Frézier ne se privait pas de combattre ses adversaires sur leur propre terrain : ses études de théologie le lui permettaient. De plus il maniait habilement la dérision, et finalement pulvérisait ses adversaires par un argument décisif : eux ne sont que des théoriciens, des architectes en chambre, alors que lui a effectivement manié les matériaux, lui a vraiment construit…
Frézier était-il anticlérical ? Il se trouve simplement que ses adversaires sont des clercs (mais à l'époque les hommes instruits étaient le plus souvent des religieux), qui osent parler d'architecture. Mais Frézier ne supporte manifestement pas que des « moines » (qui ont sans doute embrassé les ordres par opportunisme et sont intellectuellement plus attirés par des disciplines séculières que par la religion) viennent empiéter sur son domaine, et en n'ayant de plus que des connaissances théoriques sur le sujet. Autre avantage de Frézier sur ses adversaires sédentaires : lui avait vu à Cuzco et à Lima à quels excès peut aboutir l'art religieux, et pour lui « tout y est si confus, chargé et si mauvais qu'on ne peut s'empêcher de regretter les sommes immenses qu'ils [les architectes espagnols] dépensent dans ces galimatias dorés ».
Frézier milita pour la simplicité en architecture, et défendit de plus la beauté et la solidité du style gothique, qui, pour ses contemporains, datait des âges barbares : on doit, dit-il, convenir que le gothique a « de la hardiesse, de belles proportions, de la délicatesse et une exécution admirable… Quant à la solidité, elle est bien prouvée par le grand nombre de monuments qui nous en restent depuis plusieurs siècles… »
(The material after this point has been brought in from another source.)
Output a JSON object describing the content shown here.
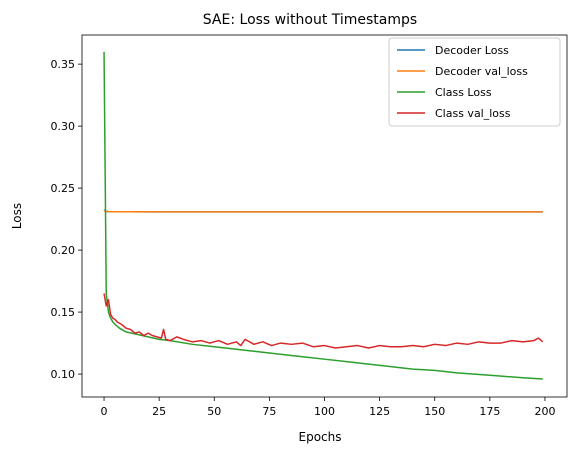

Même terrain d'étude (l'Amérique latine), excellences identiques en géographie et mathématiques, supériorité du franciscain Feuillée dans le domaine de la botanique, mais avantage à l'officier Frézier en architecture et poliorcétique : le choc entre ces deux caractères bien trempés était inévitable. De plus, le père Louis Éconches Feuillée avait eu, en sa qualité de prêtre, la possibilité de mieux pénétrer que l'officier, qui voyageait incognito, les domaines (mines, haciendas, reducciones) dépendant de la classe possédante chrétienne. Les observations acides de Frézier sur l'obscurantisme du clergé chilien, et sur l'inanité de la Fête des Fous de Pisco (port péruvien, département d'Ica, exportant l'eau de vie pisco produite alentour) autorisée par l'Église locale échauffèrent la cuculle au cordelier : lors de la réédition de sa relation de voyage, en 1725, le religieux y ajouta une préface virulente, dans laquelle il n'hésitait pas à traiter son concurrent de « pilote sans étude ». C'en était trop pour Frézier, qui répliqua vertement en publiant, en 1727, une brochure intitulée « Réponse à la préface critique du livre intitulé “Journal des observations Physiques, Mathématiques et Botaniques” du R.P. Feuillée… », qu'il conclut malicieusement par une citation tirée de l'Ecclésiaste c. 5 : « Lingua imprudentis subvertio est ipsius » (« Sa propre langue est la perte de l'imprudent »). Et pour montrer qu'en Amérique latine il ne s'était pas consacré qu'à l'herborisation, Frézier ajouta en appendice une nomenclature des vice-rois du Pérou, de l'origine à 1712.